Certes, il est impossible de s’abstraire des réquisits de la reproduction matérielle. Cependant, la question pour Frédéric Lordon n’est à aucun moment la nature du travail lui-même en régime capitaliste mais seulement son organisation et ses finalités. Qu’est-ce qu’on a à produire pour persévérer ? Qui produit quoi ? Comment s’opère la socialisation de la production puis celle de sa consommation ? Toutes ces questions renvoient à la très vielle et très démodée théorie apologétique du capitalisme interventionniste d’État.  Pourtant, il conviendrait de s’attaquer à l’essence même du capitalisme : la forme de travail spécifique à cette formation sociale. Ce qui en effet caractérise le capitalisme et lui seulement, c’est que ses rapports sociaux de base sont constitués par le travail et sont donc en définitive d’un type fondamentalement différent de ceux qui caractérisent les sociétés non capitalistes. La spécificité du travail sous le capitalisme montre en réalité que la production n’est pas un processus purement technique ; la production est intimement liée aux rapports sociaux de base de cette société et façonnés par eux. Il est donc impossible, comme le fait l’auteur, de critiquer cette société seulement en termes de salariat, de marché et de propriété privée[6]. Le travail sous le capitalisme n’est pas une activité extérieure au capitalisme et donc à libérer ; il en est le fondement et donc à abolir sous sa forme actuelle. Ignorer (au deux sens du terme : ne pas prendre en considération et ne pas connaitre) la spécificité du travail en régime capitalisme, ne permet à aucun moment une critique véritable du monde néolibéral existant. C’est en effet une vie encore soumise au travail abstrait, fragmentée, privée de sens qui est proposée par l’auteur et c’est, nous semble-t-il, la partie la moins aboutie de sa réflexion.

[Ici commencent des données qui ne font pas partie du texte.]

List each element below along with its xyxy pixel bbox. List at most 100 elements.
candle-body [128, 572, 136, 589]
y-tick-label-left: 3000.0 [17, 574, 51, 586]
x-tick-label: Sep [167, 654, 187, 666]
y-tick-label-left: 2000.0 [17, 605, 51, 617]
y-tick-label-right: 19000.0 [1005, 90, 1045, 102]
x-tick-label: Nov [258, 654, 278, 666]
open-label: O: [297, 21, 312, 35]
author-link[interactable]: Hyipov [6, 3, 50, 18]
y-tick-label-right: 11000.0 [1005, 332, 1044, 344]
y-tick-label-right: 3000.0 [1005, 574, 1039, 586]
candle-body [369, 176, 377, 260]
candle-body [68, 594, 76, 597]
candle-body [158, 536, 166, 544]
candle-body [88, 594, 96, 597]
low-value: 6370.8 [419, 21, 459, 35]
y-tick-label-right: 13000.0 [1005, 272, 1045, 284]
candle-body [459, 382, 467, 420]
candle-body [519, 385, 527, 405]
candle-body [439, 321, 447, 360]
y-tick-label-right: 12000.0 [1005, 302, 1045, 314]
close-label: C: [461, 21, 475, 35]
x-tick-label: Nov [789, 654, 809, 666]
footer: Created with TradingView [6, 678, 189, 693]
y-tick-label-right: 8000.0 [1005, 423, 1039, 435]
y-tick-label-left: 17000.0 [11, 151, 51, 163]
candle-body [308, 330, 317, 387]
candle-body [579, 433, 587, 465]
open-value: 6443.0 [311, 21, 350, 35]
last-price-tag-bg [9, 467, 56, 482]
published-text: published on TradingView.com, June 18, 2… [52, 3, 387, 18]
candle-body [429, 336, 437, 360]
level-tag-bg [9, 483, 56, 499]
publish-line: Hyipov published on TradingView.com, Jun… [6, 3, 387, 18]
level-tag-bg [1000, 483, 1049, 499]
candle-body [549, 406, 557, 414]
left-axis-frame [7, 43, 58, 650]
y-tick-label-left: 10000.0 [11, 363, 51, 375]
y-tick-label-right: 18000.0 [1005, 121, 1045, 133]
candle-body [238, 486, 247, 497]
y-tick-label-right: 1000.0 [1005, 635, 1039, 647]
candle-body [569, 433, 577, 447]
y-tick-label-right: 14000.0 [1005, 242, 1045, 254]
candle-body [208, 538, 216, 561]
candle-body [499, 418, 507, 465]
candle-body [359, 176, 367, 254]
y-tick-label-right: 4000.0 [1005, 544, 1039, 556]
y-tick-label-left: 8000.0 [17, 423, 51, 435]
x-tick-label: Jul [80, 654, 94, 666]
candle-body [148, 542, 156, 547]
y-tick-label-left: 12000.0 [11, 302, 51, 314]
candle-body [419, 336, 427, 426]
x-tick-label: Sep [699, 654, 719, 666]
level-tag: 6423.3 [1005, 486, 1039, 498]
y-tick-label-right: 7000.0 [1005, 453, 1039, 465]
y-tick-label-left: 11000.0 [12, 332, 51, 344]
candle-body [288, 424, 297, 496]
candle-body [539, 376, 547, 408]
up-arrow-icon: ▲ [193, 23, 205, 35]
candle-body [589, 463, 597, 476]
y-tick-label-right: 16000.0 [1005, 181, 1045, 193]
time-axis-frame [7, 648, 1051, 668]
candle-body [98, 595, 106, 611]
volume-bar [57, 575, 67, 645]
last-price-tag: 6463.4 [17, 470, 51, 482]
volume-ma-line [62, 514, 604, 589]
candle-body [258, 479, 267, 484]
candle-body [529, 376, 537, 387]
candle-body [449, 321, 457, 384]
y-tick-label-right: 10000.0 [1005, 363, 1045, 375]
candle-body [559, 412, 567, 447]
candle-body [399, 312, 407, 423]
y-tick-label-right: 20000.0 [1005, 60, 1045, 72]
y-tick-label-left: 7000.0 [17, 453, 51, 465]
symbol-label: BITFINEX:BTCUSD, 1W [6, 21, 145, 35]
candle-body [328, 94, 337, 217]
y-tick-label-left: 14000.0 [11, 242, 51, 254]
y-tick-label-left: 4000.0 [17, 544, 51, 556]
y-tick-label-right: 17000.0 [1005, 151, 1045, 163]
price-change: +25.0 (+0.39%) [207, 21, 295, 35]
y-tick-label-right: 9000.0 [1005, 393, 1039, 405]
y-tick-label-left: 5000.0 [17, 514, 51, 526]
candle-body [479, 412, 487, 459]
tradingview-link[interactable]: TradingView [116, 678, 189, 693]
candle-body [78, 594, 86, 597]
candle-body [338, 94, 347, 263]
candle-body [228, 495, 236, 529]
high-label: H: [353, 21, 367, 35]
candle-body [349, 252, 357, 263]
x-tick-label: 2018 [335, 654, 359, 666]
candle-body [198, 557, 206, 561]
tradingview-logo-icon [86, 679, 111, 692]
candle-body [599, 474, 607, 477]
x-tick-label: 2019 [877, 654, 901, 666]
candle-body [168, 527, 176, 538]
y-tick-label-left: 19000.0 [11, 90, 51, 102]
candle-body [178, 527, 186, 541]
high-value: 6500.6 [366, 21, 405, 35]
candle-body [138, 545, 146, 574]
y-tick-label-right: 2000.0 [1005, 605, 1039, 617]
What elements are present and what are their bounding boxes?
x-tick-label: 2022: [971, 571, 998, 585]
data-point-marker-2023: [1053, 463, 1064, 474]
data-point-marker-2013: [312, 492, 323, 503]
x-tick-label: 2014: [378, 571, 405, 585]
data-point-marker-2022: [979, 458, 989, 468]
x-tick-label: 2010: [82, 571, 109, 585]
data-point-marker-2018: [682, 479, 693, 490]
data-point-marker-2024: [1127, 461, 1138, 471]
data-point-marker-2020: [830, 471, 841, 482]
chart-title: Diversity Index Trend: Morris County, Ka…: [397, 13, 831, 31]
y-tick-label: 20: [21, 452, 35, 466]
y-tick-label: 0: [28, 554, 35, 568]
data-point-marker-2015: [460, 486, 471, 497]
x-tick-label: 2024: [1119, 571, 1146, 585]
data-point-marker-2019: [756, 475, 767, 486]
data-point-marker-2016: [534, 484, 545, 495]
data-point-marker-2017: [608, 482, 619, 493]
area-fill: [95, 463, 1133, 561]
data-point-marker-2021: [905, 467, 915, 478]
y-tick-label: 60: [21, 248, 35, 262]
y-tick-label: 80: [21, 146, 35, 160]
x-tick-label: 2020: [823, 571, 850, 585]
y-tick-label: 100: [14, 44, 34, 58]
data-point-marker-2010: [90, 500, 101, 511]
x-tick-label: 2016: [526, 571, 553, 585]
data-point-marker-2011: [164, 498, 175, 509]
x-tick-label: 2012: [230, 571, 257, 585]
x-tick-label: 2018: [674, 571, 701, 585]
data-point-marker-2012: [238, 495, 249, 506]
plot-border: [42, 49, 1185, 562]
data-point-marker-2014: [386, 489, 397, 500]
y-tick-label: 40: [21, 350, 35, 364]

[1] « Vivre sans ? Institutions, police, travail, argent … » Frédéric Lordon Editions La Fabrique 2019.

[2] Exemple de ce type d’ouvrage : « En quel temps vivons-nous ? » Jacques Rancière et Eric Hazan La Fabrique mai 2019.

[3] « Imperium : structures et affects des corps politiques » Frédéric Lordon Editions La Fabrique 2015.

[4] « Qu’est-ce qu’un dispositif ? » Giorgio Agamben, Editions Rivage poche 2014.

[5] Pour Frédéric Lordon, « Egalité et démocratie vraie, voilà l’idée (…) Etre de gauche, c’est se situer d’une certaine manière vis-à-vis du capital. » LMD « La gauche ne peut pas mourir » septembre 2014. 

[6] « Temps, travail et domination sociale » Moishe Postone, Editions Mille et une nuits janvier 2009.